Associated Press Will No Longer Name Suspects in Minor Crime Stories

The news organization announced it also ”will stop publishing stories driven mainly by a particularly embarrassing mugshot“

The Associated Press announced on Tuesday that its crime coverage will look a little different going forward. Suspects in minor crimes will no longer be named by the news organization, which distributes stories and content to local newsrooms around the country.

Moreover, the AP “will stop publishing stories driven mainly by a particularly embarrassing mugshot.”

In the announcement, published on the company’s blog, vice president for standards John Daniszewski explained, “These minor stories, which only cover an arrest, have long lives on the internet. AP’s broad distribution network can make it difficult for the suspects named in such items to later gain employment or just move on in their lives.”
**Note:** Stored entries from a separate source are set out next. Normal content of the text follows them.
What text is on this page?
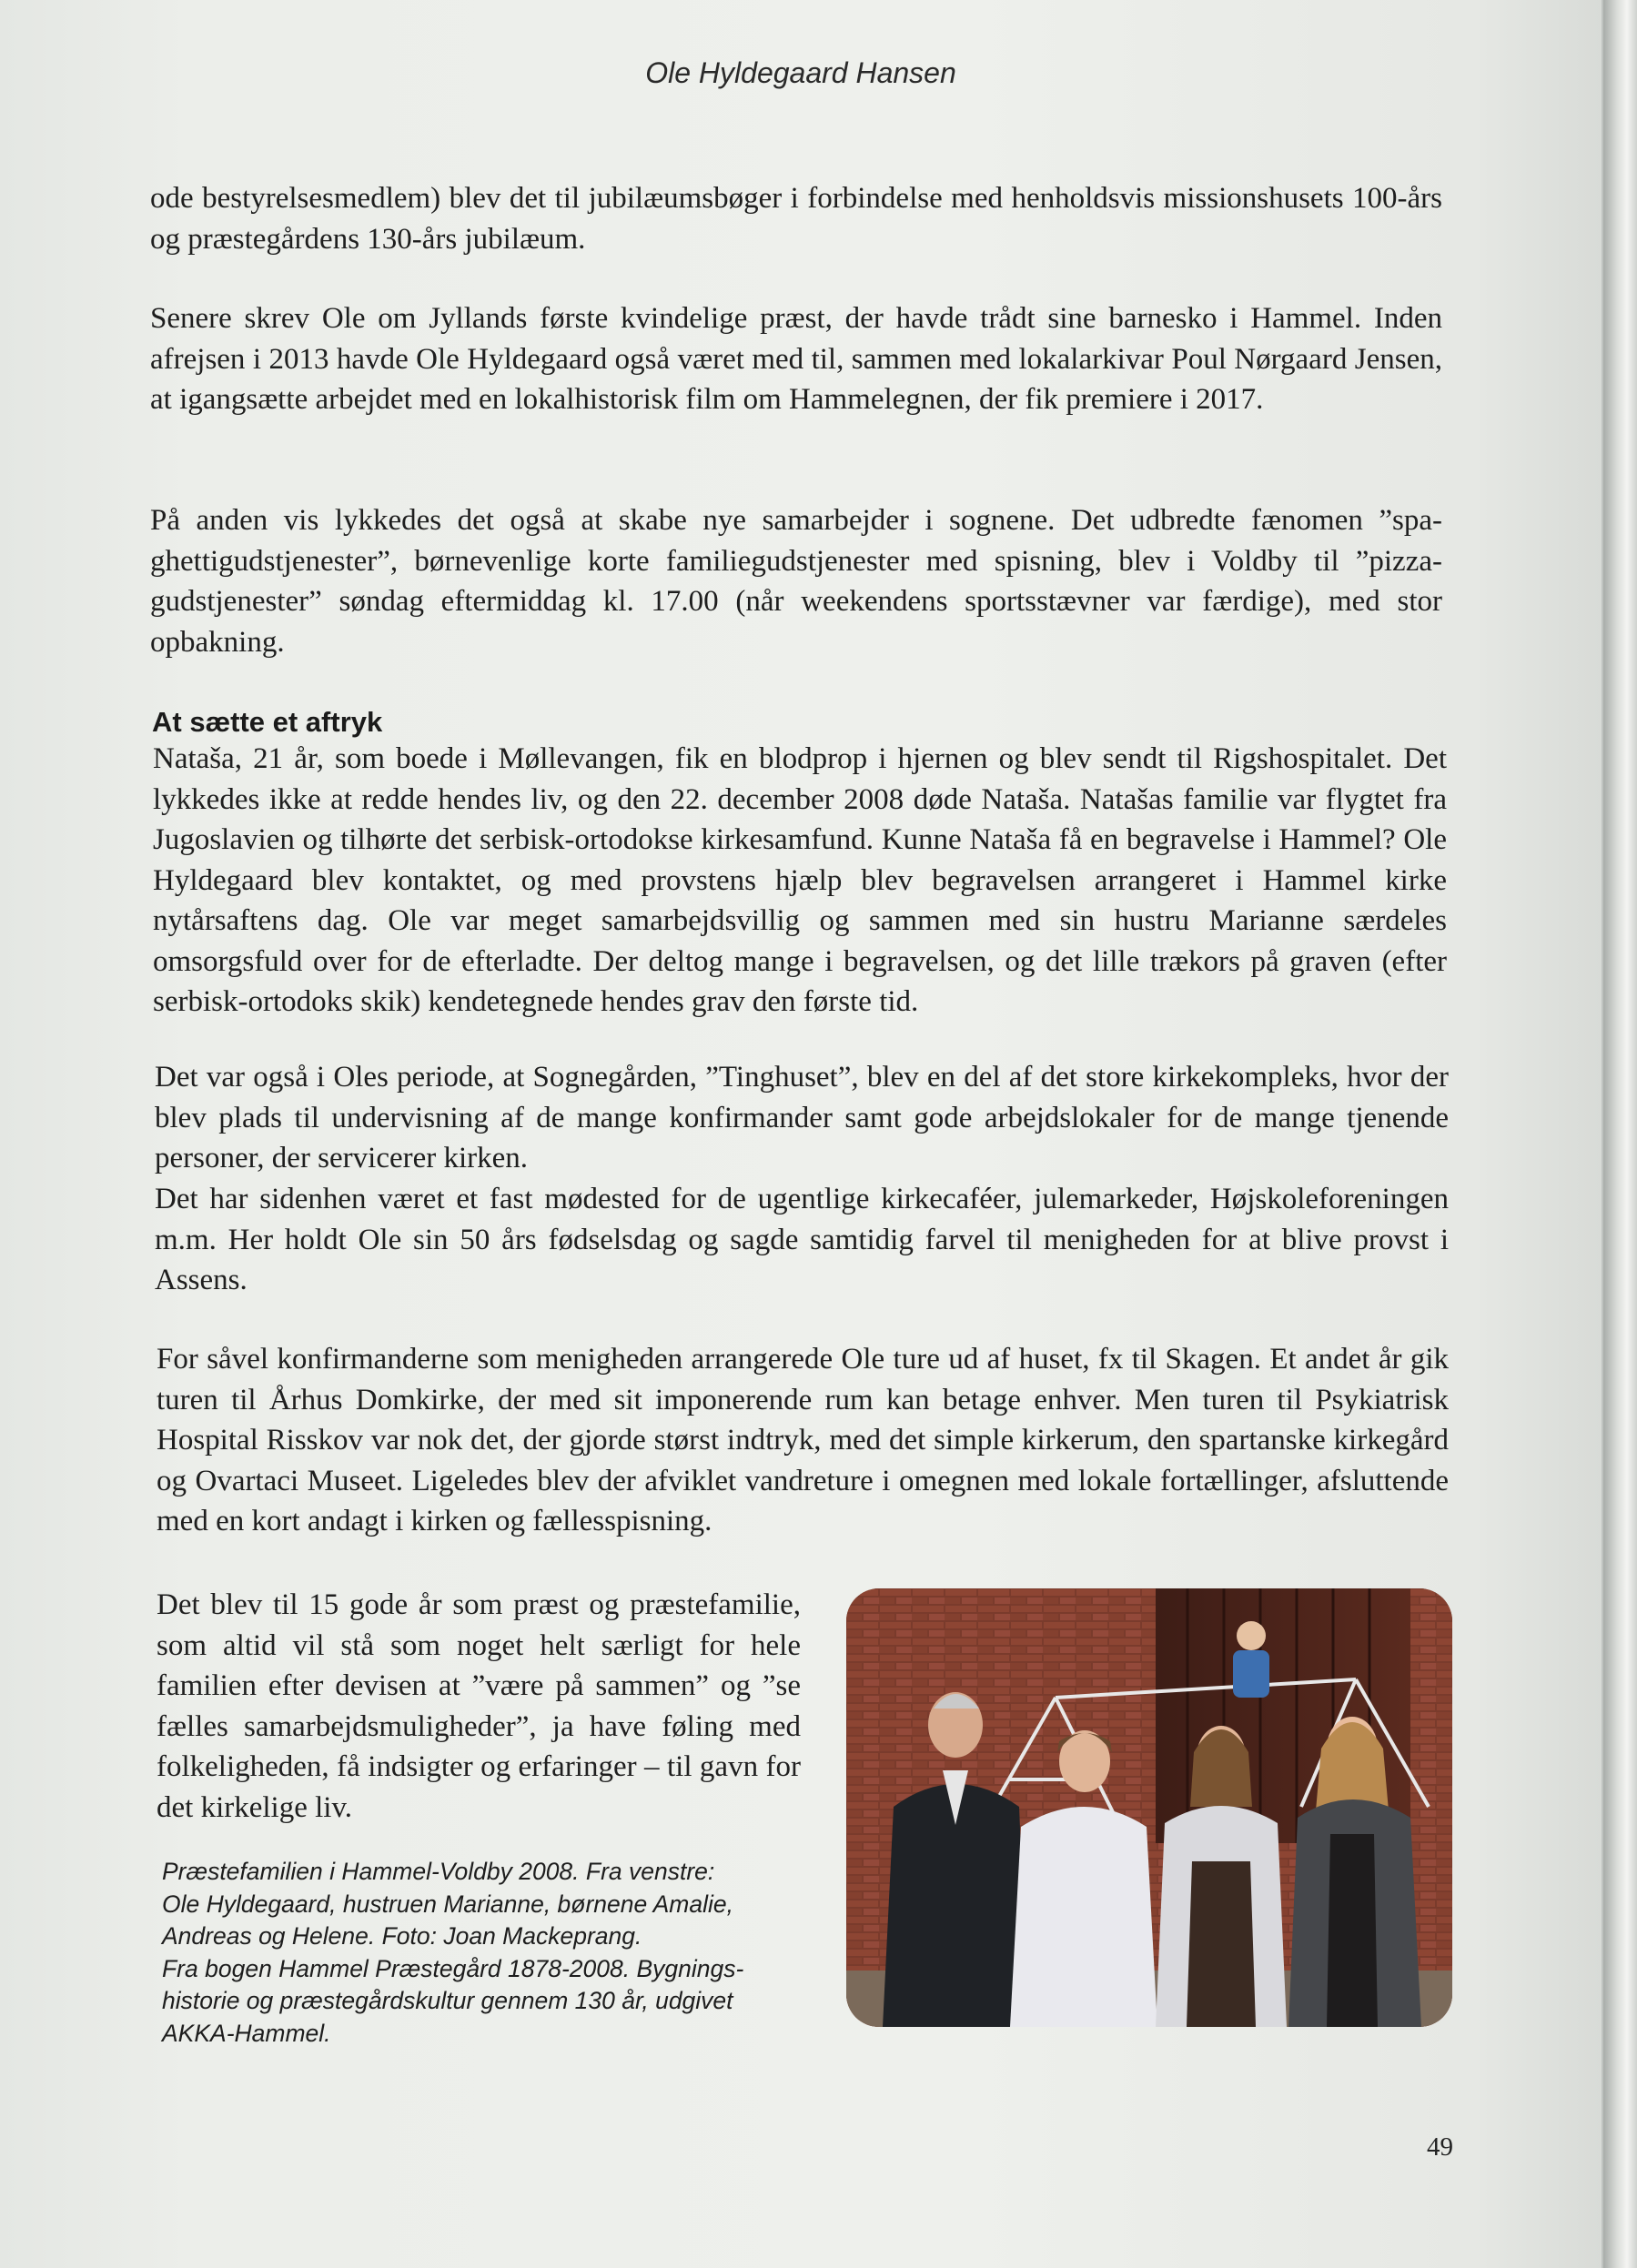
Ole Hyldegaard Hansen

ode bestyrelsesmedlem) blev det til jubilæumsbøger i forbindelse med henholdsvis missionshusets 100-års og præstegårdens 130-års jubilæum.

Senere skrev Ole om Jyllands første kvindelige præst, der havde trådt sine barnesko i Hammel. Inden afrejsen i 2013 havde Ole Hyldegaard også været med til, sammen med lokalarkivar Poul Nørgaard Jensen, at igangsætte arbejdet med en lokalhistorisk film om Hammelegnen, der fik premiere i 2017.

På anden vis lykkedes det også at skabe nye samarbejder i sognene. Det udbredte fænomen ”spaghettigudstjenester”, børnevenlige korte familiegudstjenester med spisning, blev i Voldby til ”pizzagudstjenester” søndag eftermiddag kl. 17.00 (når weekendens sportsstævner var færdige), med stor opbakning.

At sætte et aftryk

Nataša, 21 år, som boede i Møllevangen, fik en blodprop i hjernen og blev sendt til Rigshospitalet. Det lykkedes ikke at redde hendes liv, og den 22. december 2008 døde Nataša. Natašas familie var flygtet fra Jugoslavien og tilhørte det serbisk-ortodokse kirkesamfund. Kunne Nataša få en begravelse i Hammel? Ole Hyldegaard blev kontaktet, og med provstens hjælp blev begravelsen arrangeret i Hammel kirke nytårsaftens dag. Ole var meget samarbejdsvillig og sammen med sin hustru Marianne særdeles omsorgsfuld over for de efterladte. Der deltog mange i begravelsen, og det lille trækors på graven (efter serbisk-ortodoks skik) kendetegnede hendes grav den første tid.

Det var også i Oles periode, at Sognegården, ”Tinghuset”, blev en del af det store kirkekompleks, hvor der blev plads til undervisning af de mange konfirmander samt gode arbejdslokaler for de mange tjenende personer, der servicerer kirken.

Det har sidenhen været et fast mødested for de ugentlige kirkecaféer, julemarkeder, Højskoleforeningen m.m. Her holdt Ole sin 50 års fødselsdag og sagde samtidig farvel til menigheden for at blive provst i Assens.

For såvel konfirmanderne som menigheden arrangerede Ole ture ud af huset, fx til Skagen. Et andet år gik turen til Århus Domkirke, der med sit imponerende rum kan betage enhver. Men turen til Psykiatrisk Hospital Risskov var nok det, der gjorde størst indtryk, med det simple kirkerum, den spartanske kirkegård og Ovartaci Museet. Ligeledes blev der afviklet vandreture i omegnen med lokale fortællinger, afsluttende med en kort andagt i kirken og fællesspisning.

Det blev til 15 gode år som præst og præstefamilie, som altid vil stå som noget helt særligt for hele familien efter devisen at ”være på sammen” og ”se fælles samarbejdsmuligheder”, ja have føling med folkeligheden, få indsigter og erfaringer – til gavn for det kirkelige liv.

Præstefamilien i Hammel-Voldby 2008. Fra venstre:
Ole Hyldegaard, hustruen Marianne, børnene Amalie,
Andreas og Helene. Foto: Joan Mackeprang.
Fra bogen Hammel Præstegård 1878-2008. Bygnings-
historie og præstegårdskultur gennem 130 år, udgivet
AKKA-Hammel.
49
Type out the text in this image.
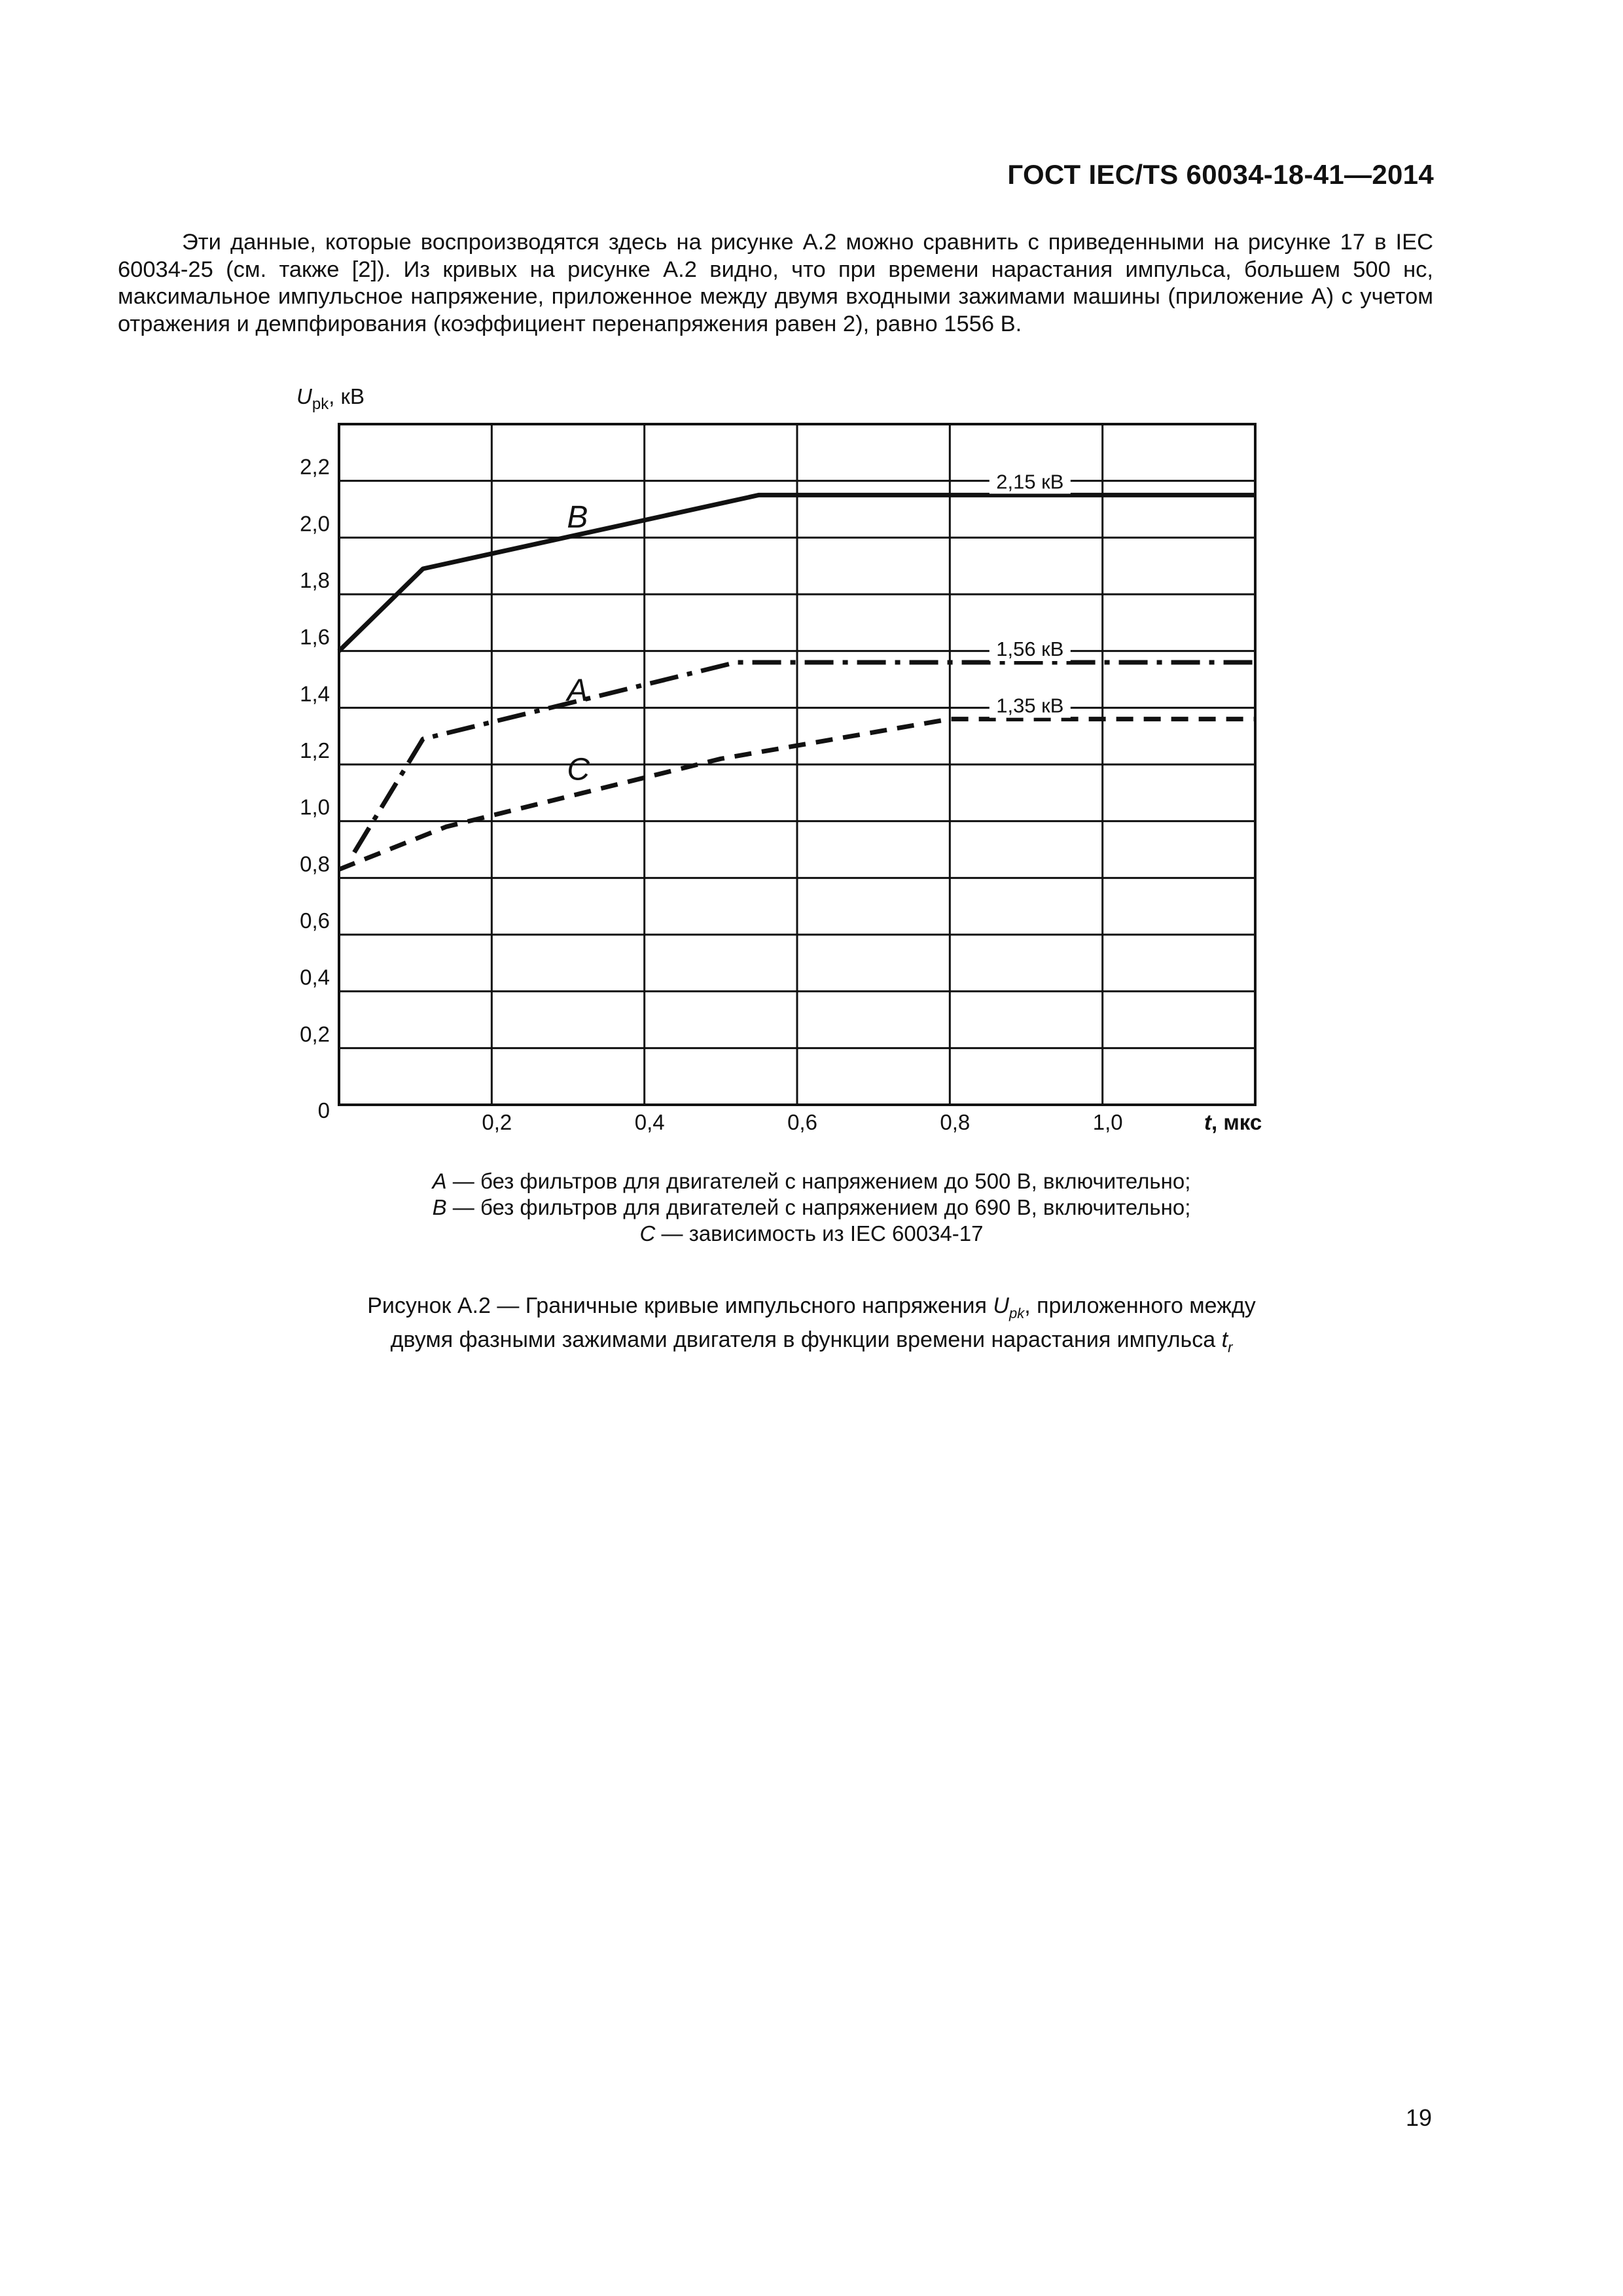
ГОСТ IEC/TS 60034-18-41—2014

Эти данные, которые воспроизводятся здесь на рисунке А.2 можно сравнить с приведенными на рисунке 17 в IEC 60034-25 (см. также [2]). Из кривых на рисунке А.2 видно, что при времени нарастания импульса, большем 500 нс, максимальное импульсное напряжение, приложенное между двумя входными зажимами машины (приложение А) с учетом отражения и демпфирования (коэффициент перенапряжения равен 2), равно 1556 В.

0
0,2
0,4
0,6
0,8
1,0
1,2
1,4
1,6
1,8
2,0
2,2
0,2	0,4	0,6	0,8	1,0
$U_{pk}$, кВ
t, мкс
B
2,15 кВ
A
1,56 кВ
C
1,35 кВ
A — без фильтров для двигателей с напряжением до 500 В, включительно;
B — без фильтров для двигателей с напряжением до 690 В, включительно;
C — зависимость из IEC 60034-17
Рисунок А.2 — Граничные кривые импульсного напряжения $U_{pk}$, приложенного между
двумя фазными зажимами двигателя в функции времени нарастания импульса $t_r$
19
He went on to point out that crime coverage should be determined by whether it is “worthy” of a report and “useful” to members and consumers. When a story is deemed worthy and useful, it will not name suspects of minor crimes nor link to stories that do because the names “are generally not newsworthy beyond their local communities.”

The organization will continue to name individuals suspected in major crimes, like murder, and in cases where ongoing coverage is likely.

“In these cases, naming a suspect may be important for public safety reasons. These guidelines also do not include stories about active searches for fugitives,” Daniszewski said.

Representatives for the AP did not immediately return a request for comment on when the new guidance will go into effect or if it already had.